The court's other three Democratic appointees, judges Laura Denvir Stith, Richard B. Teitelman and Chief Justice Ronnie L. White, joined Wolff in the majority.

The Republican appointees -- judges Duane Benton, Stephen N. Limbaugh Jr. and William Ray Price Jr. -- dissented.

The minority opinion written by Benton claims the principal opinion ignored the binding precedent of Oregon v. Elstad, a post-Miranda U.S. Supreme Court decision.

The federal court ruled in Elstad that a suspect's responses to "unwarned yet uncoercive questioning" do not invalidate subsequent, voluntary statements given after a suspect has been informed of his or her rights.

Benton wrote that there was no evidence Seibert was coerced.

"On this record, there is substantial evidence that both the unwarned and warned statements were voluntary," Benton wrote. "Thus, under Elstad, the warned statement is admissible, as the trial judge ruled."

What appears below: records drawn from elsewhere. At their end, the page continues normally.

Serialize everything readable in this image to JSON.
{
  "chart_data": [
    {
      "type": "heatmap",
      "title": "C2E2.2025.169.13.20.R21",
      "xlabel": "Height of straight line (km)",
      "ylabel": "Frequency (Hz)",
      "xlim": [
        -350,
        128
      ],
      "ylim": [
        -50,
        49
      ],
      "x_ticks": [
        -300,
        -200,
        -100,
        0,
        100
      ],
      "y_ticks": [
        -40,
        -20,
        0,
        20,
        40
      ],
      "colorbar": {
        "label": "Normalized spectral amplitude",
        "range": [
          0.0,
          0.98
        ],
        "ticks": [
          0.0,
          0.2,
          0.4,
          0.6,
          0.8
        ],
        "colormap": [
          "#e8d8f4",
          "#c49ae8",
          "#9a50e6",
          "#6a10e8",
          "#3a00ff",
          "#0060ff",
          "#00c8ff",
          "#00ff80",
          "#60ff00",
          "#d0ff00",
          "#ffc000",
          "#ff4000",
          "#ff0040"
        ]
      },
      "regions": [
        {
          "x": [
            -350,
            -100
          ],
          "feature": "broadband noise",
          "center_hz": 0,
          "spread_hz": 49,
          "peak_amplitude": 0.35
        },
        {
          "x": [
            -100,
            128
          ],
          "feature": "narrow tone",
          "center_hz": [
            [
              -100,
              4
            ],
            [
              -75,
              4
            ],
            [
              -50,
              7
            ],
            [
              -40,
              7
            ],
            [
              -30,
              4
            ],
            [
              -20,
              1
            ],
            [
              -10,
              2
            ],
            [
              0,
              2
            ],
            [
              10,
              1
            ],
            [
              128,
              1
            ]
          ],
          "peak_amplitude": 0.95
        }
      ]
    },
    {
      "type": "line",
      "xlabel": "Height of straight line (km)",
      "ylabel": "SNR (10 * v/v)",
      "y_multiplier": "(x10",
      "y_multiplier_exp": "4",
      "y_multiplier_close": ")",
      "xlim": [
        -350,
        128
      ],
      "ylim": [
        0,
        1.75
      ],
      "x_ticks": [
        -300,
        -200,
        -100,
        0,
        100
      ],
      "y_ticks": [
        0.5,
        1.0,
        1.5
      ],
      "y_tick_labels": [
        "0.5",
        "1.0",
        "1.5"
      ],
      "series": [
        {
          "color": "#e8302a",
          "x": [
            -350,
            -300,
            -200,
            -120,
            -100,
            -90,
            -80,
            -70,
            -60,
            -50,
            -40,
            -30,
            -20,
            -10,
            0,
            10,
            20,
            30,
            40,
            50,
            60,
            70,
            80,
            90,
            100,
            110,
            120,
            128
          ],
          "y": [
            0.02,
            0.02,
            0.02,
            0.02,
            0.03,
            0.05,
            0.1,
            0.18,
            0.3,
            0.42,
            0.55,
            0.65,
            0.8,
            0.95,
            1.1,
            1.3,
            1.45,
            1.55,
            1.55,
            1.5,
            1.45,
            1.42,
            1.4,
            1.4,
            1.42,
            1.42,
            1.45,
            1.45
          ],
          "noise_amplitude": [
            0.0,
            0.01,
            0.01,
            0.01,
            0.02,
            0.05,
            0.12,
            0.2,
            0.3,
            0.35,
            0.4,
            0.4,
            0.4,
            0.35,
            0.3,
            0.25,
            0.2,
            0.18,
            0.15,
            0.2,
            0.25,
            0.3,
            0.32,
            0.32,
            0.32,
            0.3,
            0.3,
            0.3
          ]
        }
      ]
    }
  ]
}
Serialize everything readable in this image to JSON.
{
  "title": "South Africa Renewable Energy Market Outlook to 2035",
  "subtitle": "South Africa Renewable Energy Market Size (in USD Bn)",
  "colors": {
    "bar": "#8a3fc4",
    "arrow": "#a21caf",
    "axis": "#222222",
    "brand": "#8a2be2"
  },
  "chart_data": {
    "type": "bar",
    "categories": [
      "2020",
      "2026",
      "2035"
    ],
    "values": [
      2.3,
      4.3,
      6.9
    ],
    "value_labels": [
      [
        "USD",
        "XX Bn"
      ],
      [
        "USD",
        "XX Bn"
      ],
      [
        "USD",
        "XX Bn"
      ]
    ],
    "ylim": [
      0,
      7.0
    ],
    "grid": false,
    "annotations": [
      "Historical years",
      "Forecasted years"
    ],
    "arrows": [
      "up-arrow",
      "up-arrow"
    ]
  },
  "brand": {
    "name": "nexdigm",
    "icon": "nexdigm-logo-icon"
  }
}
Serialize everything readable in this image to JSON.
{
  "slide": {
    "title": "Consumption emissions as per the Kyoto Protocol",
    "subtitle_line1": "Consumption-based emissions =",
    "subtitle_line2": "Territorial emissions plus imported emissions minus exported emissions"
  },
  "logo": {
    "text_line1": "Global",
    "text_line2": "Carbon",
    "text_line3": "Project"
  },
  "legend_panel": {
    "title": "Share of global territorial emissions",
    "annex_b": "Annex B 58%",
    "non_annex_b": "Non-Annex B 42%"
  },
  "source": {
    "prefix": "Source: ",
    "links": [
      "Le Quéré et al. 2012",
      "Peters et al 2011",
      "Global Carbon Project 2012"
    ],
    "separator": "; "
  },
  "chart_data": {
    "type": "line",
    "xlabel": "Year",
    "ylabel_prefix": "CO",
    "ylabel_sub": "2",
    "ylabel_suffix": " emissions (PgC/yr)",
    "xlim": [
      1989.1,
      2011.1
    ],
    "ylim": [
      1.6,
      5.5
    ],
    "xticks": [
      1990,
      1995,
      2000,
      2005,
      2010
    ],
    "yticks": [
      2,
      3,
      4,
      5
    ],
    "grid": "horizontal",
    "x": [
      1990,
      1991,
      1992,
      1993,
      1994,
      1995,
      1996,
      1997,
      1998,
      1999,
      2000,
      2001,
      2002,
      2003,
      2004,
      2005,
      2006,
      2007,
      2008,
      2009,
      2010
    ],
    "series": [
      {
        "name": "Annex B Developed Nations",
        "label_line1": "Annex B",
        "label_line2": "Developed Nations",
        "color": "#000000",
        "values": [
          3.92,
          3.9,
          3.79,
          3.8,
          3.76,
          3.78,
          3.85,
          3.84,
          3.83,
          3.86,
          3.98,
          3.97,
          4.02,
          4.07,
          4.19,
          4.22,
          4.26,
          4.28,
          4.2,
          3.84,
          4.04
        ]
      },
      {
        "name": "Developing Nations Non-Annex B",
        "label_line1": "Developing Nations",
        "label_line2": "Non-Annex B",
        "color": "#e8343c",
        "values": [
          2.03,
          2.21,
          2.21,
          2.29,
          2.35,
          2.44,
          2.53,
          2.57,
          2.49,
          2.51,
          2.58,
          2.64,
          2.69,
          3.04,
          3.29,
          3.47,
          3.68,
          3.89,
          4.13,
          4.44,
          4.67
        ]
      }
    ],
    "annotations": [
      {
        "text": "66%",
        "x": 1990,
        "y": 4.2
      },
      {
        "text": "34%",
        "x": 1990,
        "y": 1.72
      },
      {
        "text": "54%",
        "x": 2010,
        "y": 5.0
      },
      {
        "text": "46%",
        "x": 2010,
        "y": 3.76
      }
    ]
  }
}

Swingle, the Cape Girardeau County prosecutor, said cases similar to Seibert's frequently arise in Missouri, and that law enforcement will welcome clear guidance on the issue from the federal court.

Although he believes the officer's tactic was constitutional, Swingle said promptly informing suspects of their rights lessens the likelihood of a confession being excluded.

"Generally, I tell officers it's always safer to read a suspect the Miranda warning right off the bat," Swingle said.